Sans commune mesure donc, l’argent dans le foot d’en haut et dans le foot d’en bas.

Mais différent, non. Dans son rapport au sport proprement dit, le foot d’en bas n’est pas financièrement si différent du foot d’en haut. Dans nos petits clubs, il y a aussi des « Abramovic » (le milliardaire russe patron de Chelsea en D1 anglaise) : il y a des dirigeants qui peuvent se payer l’équipe de leurs rêves, et d’autres qui ne peuvent pas. Et, comme dans le foot d’en haut, cela fait des championnats à deux vitesses.

Combien de riches présidents n’ont-ils pas repris un club en P4 et mis le paquet pour voir leurs couleurs entreprendre une irrésistible ascension, de deux, trois, quatre ou cinq divisions en quelques années à peine ? Sans rivaux, ou quasi, dans les séries qu’ils ont traversées.

Oui, dans le foot amateur comme dans le foot pro, dans le foot d’en bas comme dans celui d’en haut, c’est l’argent qui fait la différence. L’argent présent partout. Car le foot est un sport qui, même très bas dans la hiérarchie, peut être une source de revenus non négligeable pour celui qui le pratique. En 3e provinciale, il est des gars qui touchent de substantiels « défraiements ». Primes de match comprises, cela peut monter jusqu’à 1 500 euros par mois. On en connaît.

Ce n’est pas pour rien que, depuis quelques années, le fisc s’intéresse de près, de très près parfois, aux ASBL qui gèrent les clubs de foot amateur. Jusqu’à bien bas dans la hiérarchie. Pas mal de clubs de P2 ont été contrôlés ces dernières années.

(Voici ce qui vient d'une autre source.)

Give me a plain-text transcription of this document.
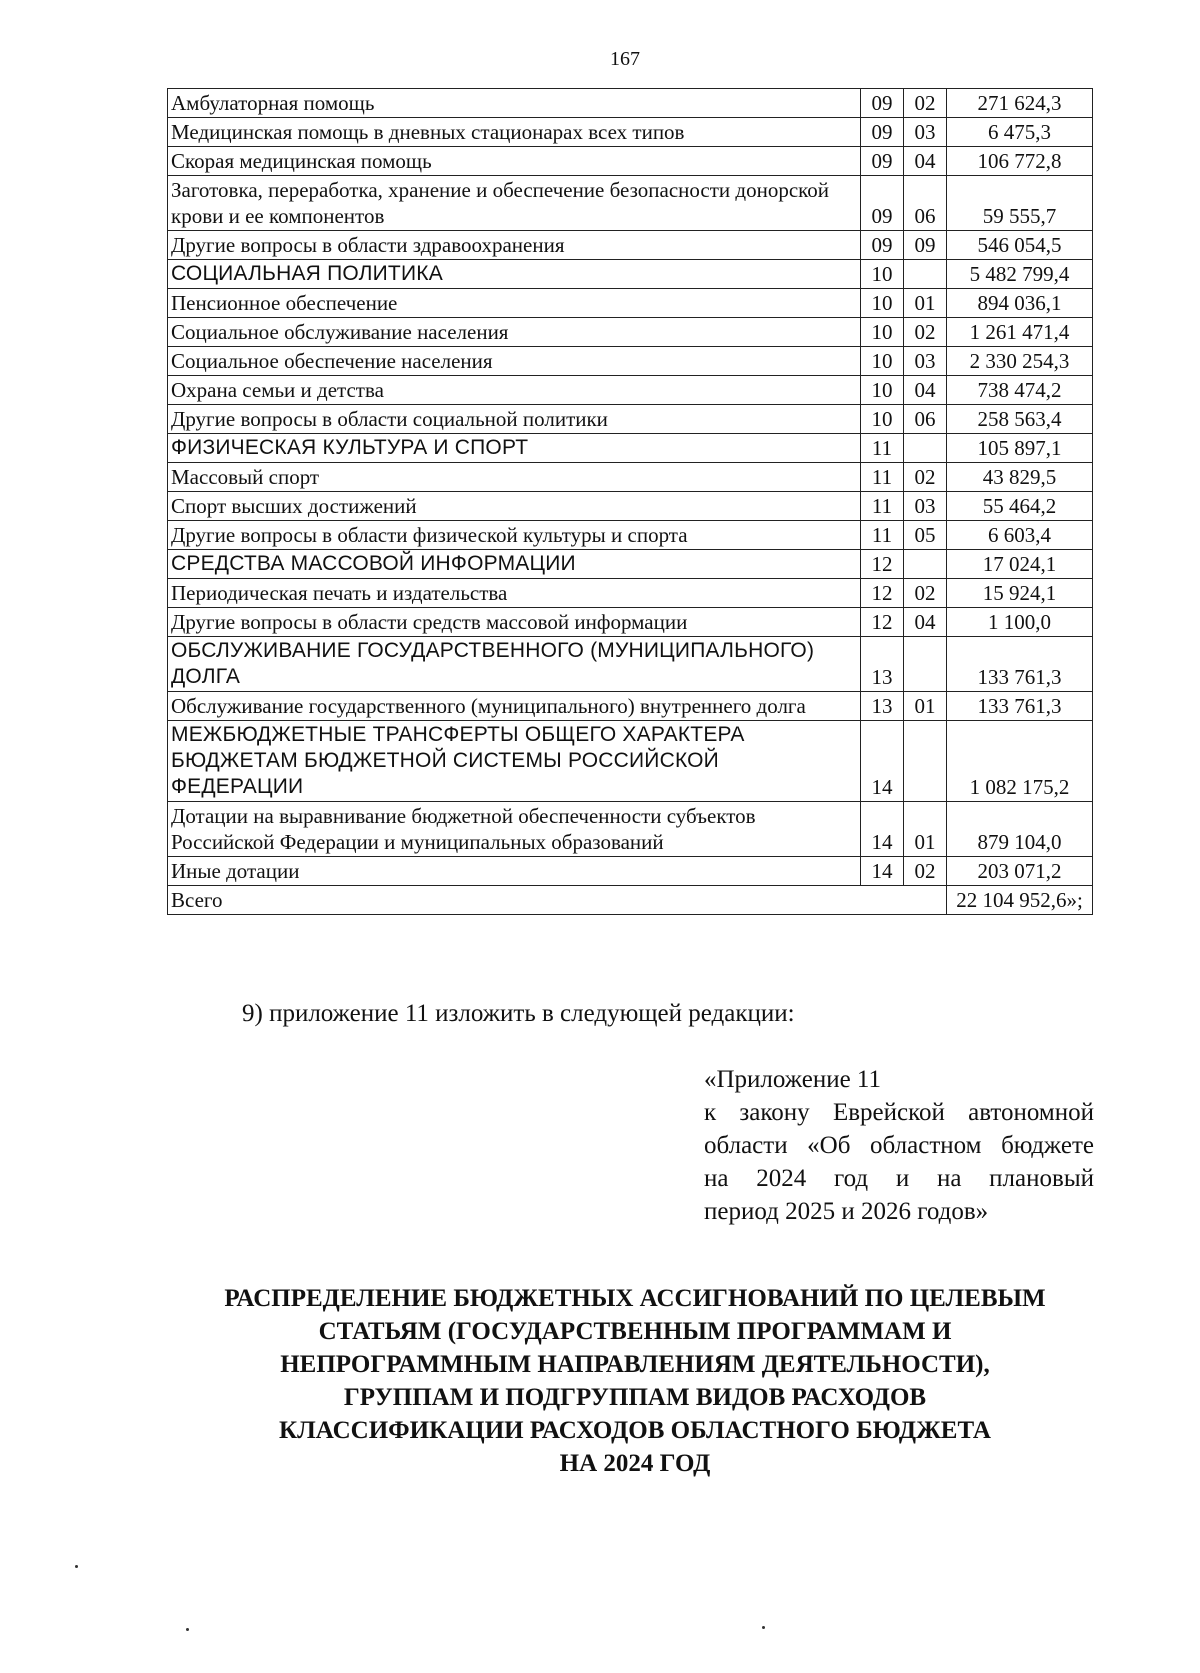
167
Амбулаторная помощь	09	02	271 624,3
Медицинская помощь в дневных стационарах всех типов	09	03	6 475,3
Скорая медицинская помощь	09	04	106 772,8
Заготовка, переработка, хранение и обеспечение безопасности донорской крови и ее компонентов	09	06	59 555,7
Другие вопросы в области здравоохранения	09	09	546 054,5
СОЦИАЛЬНАЯ ПОЛИТИКА	10		5 482 799,4
Пенсионное обеспечение	10	01	894 036,1
Социальное обслуживание населения	10	02	1 261 471,4
Социальное обеспечение населения	10	03	2 330 254,3
Охрана семьи и детства	10	04	738 474,2
Другие вопросы в области социальной политики	10	06	258 563,4
ФИЗИЧЕСКАЯ КУЛЬТУРА И СПОРТ	11		105 897,1
Массовый спорт	11	02	43 829,5
Спорт высших достижений	11	03	55 464,2
Другие вопросы в области физической культуры и спорта	11	05	6 603,4
СРЕДСТВА МАССОВОЙ ИНФОРМАЦИИ	12		17 024,1
Периодическая печать и издательства	12	02	15 924,1
Другие вопросы в области средств массовой информации	12	04	1 100,0
ОБСЛУЖИВАНИЕ ГОСУДАРСТВЕННОГО (МУНИЦИПАЛЬНОГО) ДОЛГА	13		133 761,3
Обслуживание государственного (муниципального) внутреннего долга	13	01	133 761,3
МЕЖБЮДЖЕТНЫЕ ТРАНСФЕРТЫ ОБЩЕГО ХАРАКТЕРА БЮДЖЕТАМ БЮДЖЕТНОЙ СИСТЕМЫ РОССИЙСКОЙ ФЕДЕРАЦИИ	14		1 082 175,2
Дотации на выравнивание бюджетной обеспеченности субъектов Российской Федерации и муниципальных образований	14	01	879 104,0
Иные дотации	14	02	203 071,2
Всего			22 104 952,6»;
9) приложение 11 изложить в следующей редакции:
«Приложение 11
к закону Еврейской автономной
области «Об областном бюджете
на 2024 год и на плановый
период 2025 и 2026 годов»
РАСПРЕДЕЛЕНИЕ БЮДЖЕТНЫХ АССИГНОВАНИЙ ПО ЦЕЛЕВЫМ
СТАТЬЯМ (ГОСУДАРСТВЕННЫМ ПРОГРАММАМ И
НЕПРОГРАММНЫМ НАПРАВЛЕНИЯМ ДЕЯТЕЛЬНОСТИ),
ГРУППАМ И ПОДГРУППАМ ВИДОВ РАСХОДОВ
КЛАССИФИКАЦИИ РАСХОДОВ ОБЛАСТНОГО БЮДЖЕТА
НА 2024 ГОД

Un contrôle qui éclaircira, c’est sûr, certaines choses.

De là à écrire que cet intérêt de l’administration va dissoudre l’espèce de flou artistique financier qui règne généralement au sein des clubs (flou entretenu depuis des années par la complicité du monde politique vis-à-vis du football : c’est quand même un des rares sports où des hommes politiques influents qui sont, sur
le côté, dirigeants de foot, paient leurs joueurs en noir sans que cela n’émeuve personne), il y a un pas. Mais quand même. Les clubs savent désormais qu’ils ne peuvent plus faire n’importe quoi. Ou, en tout cas, qu’ils doivent éclaircir certaines choses. À l’heure où l’UEFA essaie (ou fait semblant) de mettre de l’ordre et de veiller au fairplay financier au sein des grands clubs européens, il se pourrait bien que la vigilance de l’administration fiscale vis-à-vis des clubs ait le même effet à l’échelon du foot amateur chez nous, obligeant les dirigeants à gérer les choses autrement.

C’est parce qu’il a eu un redressement fiscal la saison passée que le club de Hannut, en P2 liégeoise, a été mis en liquidation. L’équipe dirigeante qui vient de reprendre son matricule est toute nouvelle. Elle sait à quoi s’en tenir.

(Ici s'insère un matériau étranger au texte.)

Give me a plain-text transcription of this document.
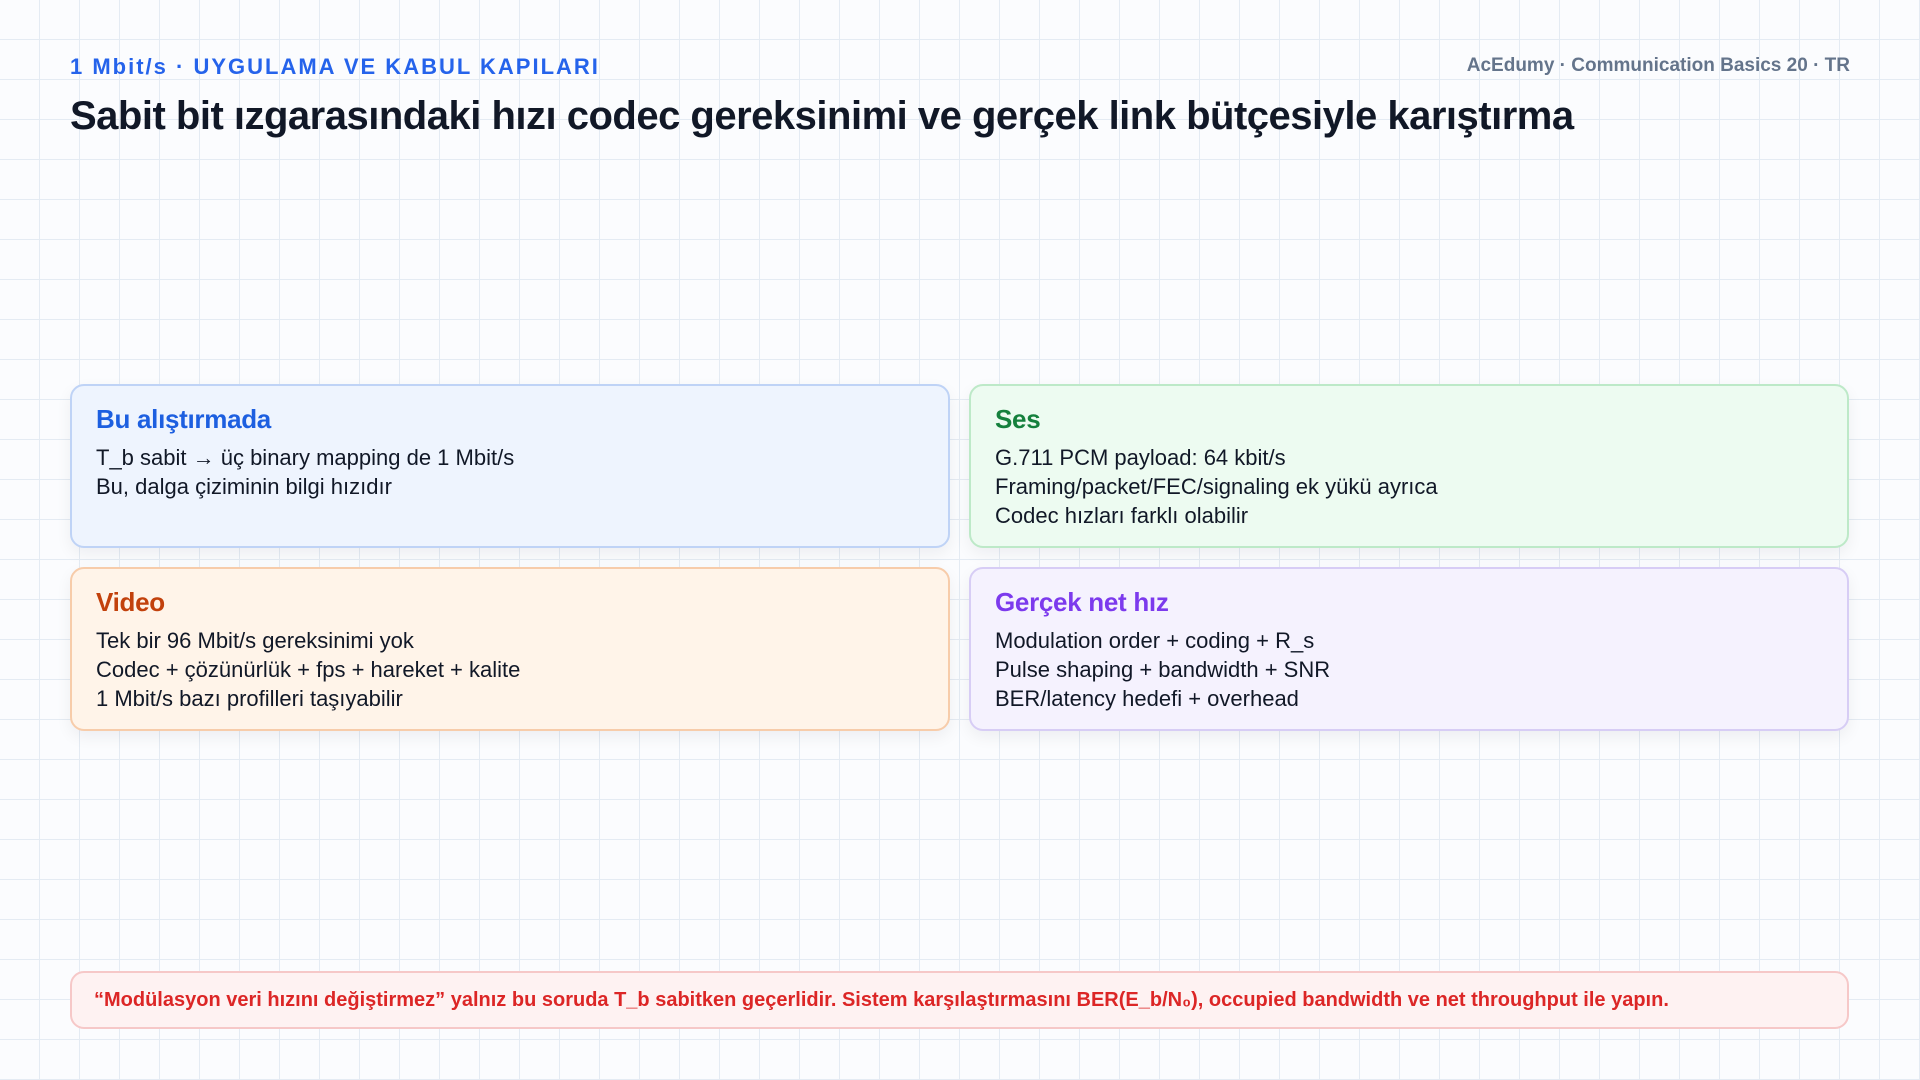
1 Mbit/s · UYGULAMA VE KABUL KAPILARI	AcEdumy · Communication Basics 20 · TR
Sabit bit ızgarasındaki hızı codec gereksinimi ve gerçek link bütçesiyle karıştırma
Bu alıştırmada
T_b sabit → üç binary mapping de 1 Mbit/s
Bu, dalga çiziminin bilgi hızıdır
Ses
G.711 PCM payload: 64 kbit/s
Framing/packet/FEC/signaling ek yükü ayrıca
Codec hızları farklı olabilir
Video
Tek bir 96 Mbit/s gereksinimi yok
Codec + çözünürlük + fps + hareket + kalite
1 Mbit/s bazı profilleri taşıyabilir
Gerçek net hız
Modulation order + coding + R_s
Pulse shaping + bandwidth + SNR
BER/latency hedefi + overhead
“Modülasyon veri hızını değiştirmez” yalnız bu soruda T_b sabitken geçerlidir. Sistem karşılaştırmasını BER(E_b/N₀), occupied bandwidth ve net throughput ile yapın.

Mais cette nouvelle ère de transparence – appuyée par les communes, qui exigent elles aussi davantage de clarté en échange des infrastructures qu’elles laissent à disposition des clubs – a cet effet pervers qu’elle met encore plus sous pression les clubs qui vivent ou survivent sans gros mécène, sans « Abramovic ». Elle met sous pression les clubs qui vivent grâce à de petits sponsorings, à des rentrées buvettes et à un lot d’activités diverses (soupers, soirées dansantes, tombolas, brocantes, tournois de sixte, belotes, etc). Un contrôle fiscal sur ces clubs peut vite avoir quelque chose d’infernal et de démotivant pour des dirigeants par ailleurs déjà tout occupés à de multiples tâches pour faire rentrer de l’argent (en P1 liégeoise, il y a trois ans, le club de Vyle-Tharoul a organisé trente et une manifestations sur toute la saison !)

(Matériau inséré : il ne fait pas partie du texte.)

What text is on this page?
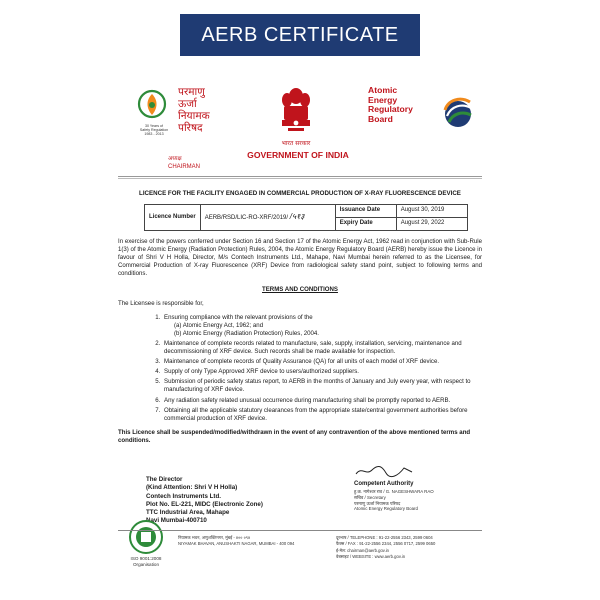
AERB CERTIFICATE
30 Years of
Safety Regulation
1983 - 2013
परमाणु
ऊर्जा
नियामक
परिषद
भारत सरकार
GOVERNMENT OF INDIA
Atomic
Energy
Regulatory
Board
अध्यक्ष
CHAIRMAN
LICENCE FOR THE FACILITY ENGAGED IN COMMERCIAL PRODUCTION OF X-RAY FLUORESCENCE DEVICE
Licence Number	AERB/RSD/LIC-RO-XRF/2019/ /५१३	Issuance Date	August 30, 2019
		Expiry Date	August 29, 2022
In exercise of the powers conferred under Section 16 and Section 17 of the Atomic Energy Act, 1962 read in conjunction with Sub-Rule 1(3) of the Atomic Energy (Radiation Protection) Rules, 2004, the Atomic Energy Regulatory Board (AERB) hereby issue the Licence in favour of Shri V H Holla, Director, M/s Contech Instruments Ltd., Mahape, Navi Mumbai herein referred to as the Licensee, for Commercial Production of X-ray Fluorescence (XRF) Device from radiological safety stand point, subject to following terms and conditions.
TERMS AND CONDITIONS
The Licensee is responsible for,
1. Ensuring compliance with the relevant provisions of the
(a) Atomic Energy Act, 1962; and
(b) Atomic Energy (Radiation Protection) Rules, 2004.
2. Maintenance of complete records related to manufacture, sale, supply, installation, servicing, maintenance and decommissioning of XRF device. Such records shall be made available for inspection.
3. Maintenance of complete records of Quality Assurance (QA) for all units of each model of XRF device.
4. Supply of only Type Approved XRF device to users/authorized suppliers.
5. Submission of periodic safety status report, to AERB in the months of January and July every year, with respect to manufacturing of XRF device.
6. Any radiation safety related unusual occurrence during manufacturing shall be promptly reported to AERB.
7. Obtaining all the applicable statutory clearances from the appropriate state/central government authorities before commercial production of XRF device.
This Licence shall be suspended/modified/withdrawn in the event of any contravention of the above mentioned terms and conditions.
Competent Authority
हु.क. नागेश्वर राव / G. NAGESHWARA RAO
सचिव / Secretary
परमाणु ऊर्जा नियामक परिषद
Atomic Energy Regulatory Board
The Director
(Kind Attention: Shri V H Holla)
Contech Instruments Ltd.
Plot No. EL-221, MIDC (Electronic Zone)
TTC Industrial Area, Mahape
Navi Mumbai-400710
ISO 9001:2008
Organisation
नियामक भवन, अणुशक्तिनगर, मुंबई - ४०० ०९४
NIYAMAK BHAVAN, ANUSHAKTI NAGAR, MUMBAI - 400 094
दूरभाष / TELEPHONE : 91-22-2556 2343, 2599 0604
फैक्स / FAX : 91-22-2556 2344, 2556 0717, 2599 0650
ई-मेल: chairman@aerb.gov.in
वेबसाइट / WEBSITE : www.aerb.gov.in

Et donc, comme dans le foot de haut niveau, le fossé se creuse entre les clubs qui ont la chance d’avoir, derrière leur comité, une manne céleste – en la personne d’un président, d’un dirigeant ou d’un riche mécène – et ceux qui font rentrer de l’argent comme ils peuvent, se voient contraints de tout déclarer et peuvent difficilement proposer des défraiements mirobolants à leurs joueurs. Les mécènes, indépendants de toute structure, n’ont aucun compte à rendre car on pourra faire tous les contrôles qu’on veut, on pourra difficilement embêter le généreux « donateur » qui glissera dans une enveloppe de beaux billets pour services rendus. Du reste, comme le disait un président de promotion : « C’est mon argent, j’en fais ce que je veux, non ? »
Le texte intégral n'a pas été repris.